WASHINGTON (Reuters) – President Joe Biden on Tuesday announced a goal to vaccinate 70% of U.S. adults with at least one COVID-19 shot by the July 4 Independence Day holiday and said the government would innoculate 12- to 15-year-olds as soon as allowed.
The president, who has made fighting the coronavirus a key priority of his administration, had previously announced July 4 as a target date for Americans to gather in small groups to celebrate the holiday and signal a return to greater normalcy in the middle of the pandemic.
Biden’s new goal takes into account an increasing, though not unexpected, challenge of getting shots into the arms of people who are hesitant about the vaccine.
Biden said his administration would focus on getting vaccine to more rural areas of the country, using smaller locations as mass vaccination sites were wound down.
“Now that we have the vaccine supply, we’re focused on convincing even more Americans to show up and get the vaccine that is available to them,” Biden told reporters at the White House while announcing his target. “If we succeed in this effort … then Americans will have taken a serious step towards a return to normal.”
Biden’s new goal includes having 160 million adults fully vaccinated by the Fourth of July.
An administration official told reporters that 105 million Americans are fully vaccinated and more than 56% of U.S. adults, or 147 million people, have received at least one shot. (Graphic on global vaccines) https://tmsnrt.rs/3tUM8ta
The administration is working to win over those who are hesitant about the vaccine, including supporters of former President Donald Trump and young adults.
“There are a lot of younger people, especially those in their 20s and 30s who believe they don’t need it. Well, I want to be absolutely clear: You do need to get vaccinated,” Biden said.
The president’s goal would result in roughly half of the entire U.S. population being vaccinated by early July. Since coming into office, Biden and his team repeatedly have set goals such as getting 100 million people vaccinated during his first 100 days in office, a target he later increased to 200 million people, only to surpass them.
“One characteristic of Biden’s Covid approach has been underpromise & overdeliver. So when they say they have a goal of 70% of adults having received at least one shot by July 4, it means they’re pretty sure they can do better,” Dr. Robert Wachter, professor and chair of the Department of Medicine at the University of California, San Francisco wrote on Twitter.
The president made clear his administration is gearing up to administer vaccines to 12- to 15-year-olds once authorized by the Food and Drug Administration (FDA).
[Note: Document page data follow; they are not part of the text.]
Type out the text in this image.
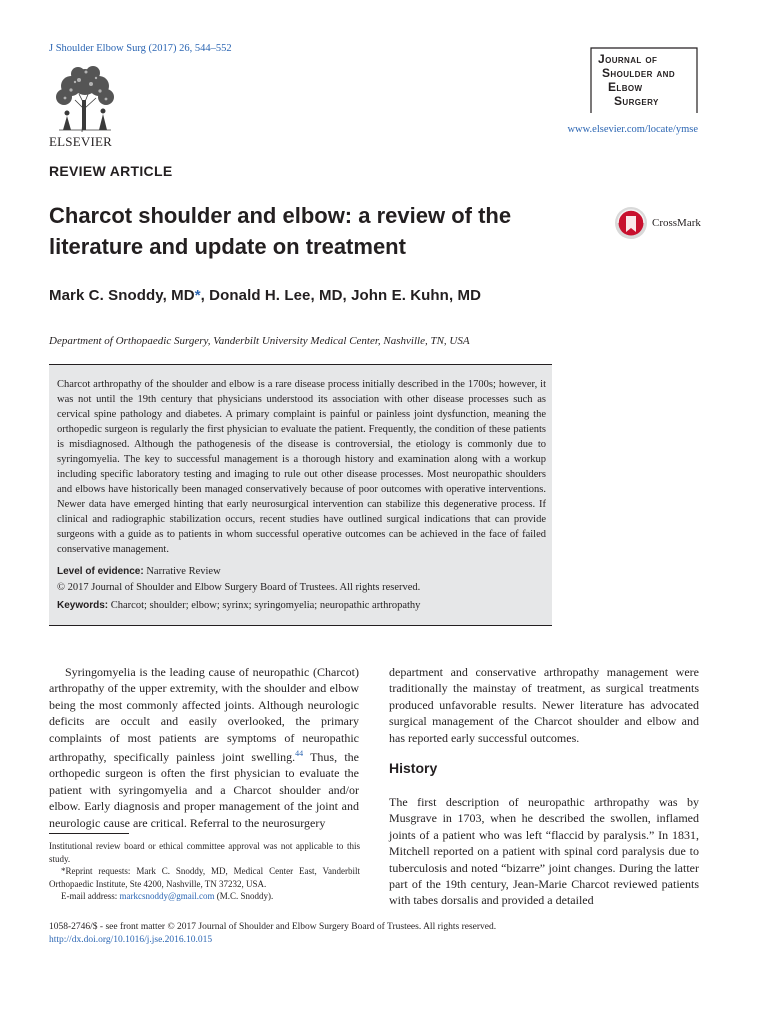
J Shoulder Elbow Surg (2017) 26, 544–552
ELSEVIER
Journal of
Shoulder and
Elbow
Surgery
www.elsevier.com/locate/ymse
REVIEW ARTICLE
Charcot shoulder and elbow: a review of the literature and update on treatment
CrossMark
Mark C. Snoddy, MD*, Donald H. Lee, MD, John E. Kuhn, MD
Department of Orthopaedic Surgery, Vanderbilt University Medical Center, Nashville, TN, USA
Charcot arthropathy of the shoulder and elbow is a rare disease process initially described in the 1700s; however, it was not until the 19th century that physicians understood its association with other disease processes such as cervical spine pathology and diabetes. A primary complaint is painful or painless joint dysfunction, meaning the orthopedic surgeon is regularly the first physician to evaluate the patient. Frequently, the condition of these patients is misdiagnosed. Although the pathogenesis of the disease is controversial, the etiology is commonly due to syringomyelia. The key to successful management is a thorough history and examination along with a workup including specific laboratory testing and imaging to rule out other disease processes. Most neuropathic shoulders and elbows have historically been managed conservatively because of poor outcomes with operative interventions. Newer data have emerged hinting that early neurosurgical intervention can stabilize this degenerative process. If clinical and radiographic stabilization occurs, recent studies have outlined surgical indications that can provide surgeons with a guide as to patients in whom successful operative outcomes can be achieved in the face of failed conservative management.
Level of evidence: Narrative Review
© 2017 Journal of Shoulder and Elbow Surgery Board of Trustees. All rights reserved.
Keywords: Charcot; shoulder; elbow; syrinx; syringomyelia; neuropathic arthropathy

Syringomyelia is the leading cause of neuropathic (Charcot) arthropathy of the upper extremity, with the shoulder and elbow being the most commonly affected joints. Although neurologic deficits are occult and easily overlooked, the primary complaints of most patients are symptoms of neuropathic arthropathy, specifically painless joint swelling.$^{44}$ Thus, the orthopedic surgeon is often the first physician to evaluate the patient with syringomyelia and a Charcot shoulder and/or elbow. Early diagnosis and proper management of the joint and neurologic cause are critical. Referral to the neurosurgery

department and conservative arthropathy management were traditionally the mainstay of treatment, as surgical treatments produced unfavorable results. Newer literature has advocated surgical management of the Charcot shoulder and elbow and has reported early successful outcomes.

History

The first description of neuropathic arthropathy was by Musgrave in 1703, when he described the swollen, inflamed joints of a patient who was left “flaccid by paralysis.” In 1831, Mitchell reported on a patient with spinal cord paralysis due to tuberculosis and noted “bizarre” joint changes. During the latter part of the 19th century, Jean-Marie Charcot reviewed patients with tabes dorsalis and provided a detailed

Institutional review board or ethical committee approval was not applicable to this study.

*Reprint requests: Mark C. Snoddy, MD, Medical Center East, Vanderbilt Orthopaedic Institute, Ste 4200, Nashville, TN 37232, USA.

E-mail address: markcsnoddy@gmail.com (M.C. Snoddy).

1058-2746/$ - see front matter © 2017 Journal of Shoulder and Elbow Surgery Board of Trustees. All rights reserved.
http://dx.doi.org/10.1016/j.jse.2016.10.015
Current vaccines cover age 16 and up.
“I want American parents to know that if that announcement comes, we are ready to move immediately,” Biden said, adding that 20,000 pharmacies across the country would serve as vaccination sites as soon as FDA approval came through.
To meet the president’s broader target, the government also will work to make the vaccine accessible by having thousands of pharmacies allow walk-in appointments.
Vaccination rates vary with a high of over 57% of eligible people in New Hampshire, Massachusetts and Vermont to less than 33% in Mississippi, Louisiana and Alabama.
The White House said on Tuesday that COVID-19 vaccine doses allocated to states but left unordered will become available to other states, representing a policy shift aimed at delivering vaccines to where they are most in demand.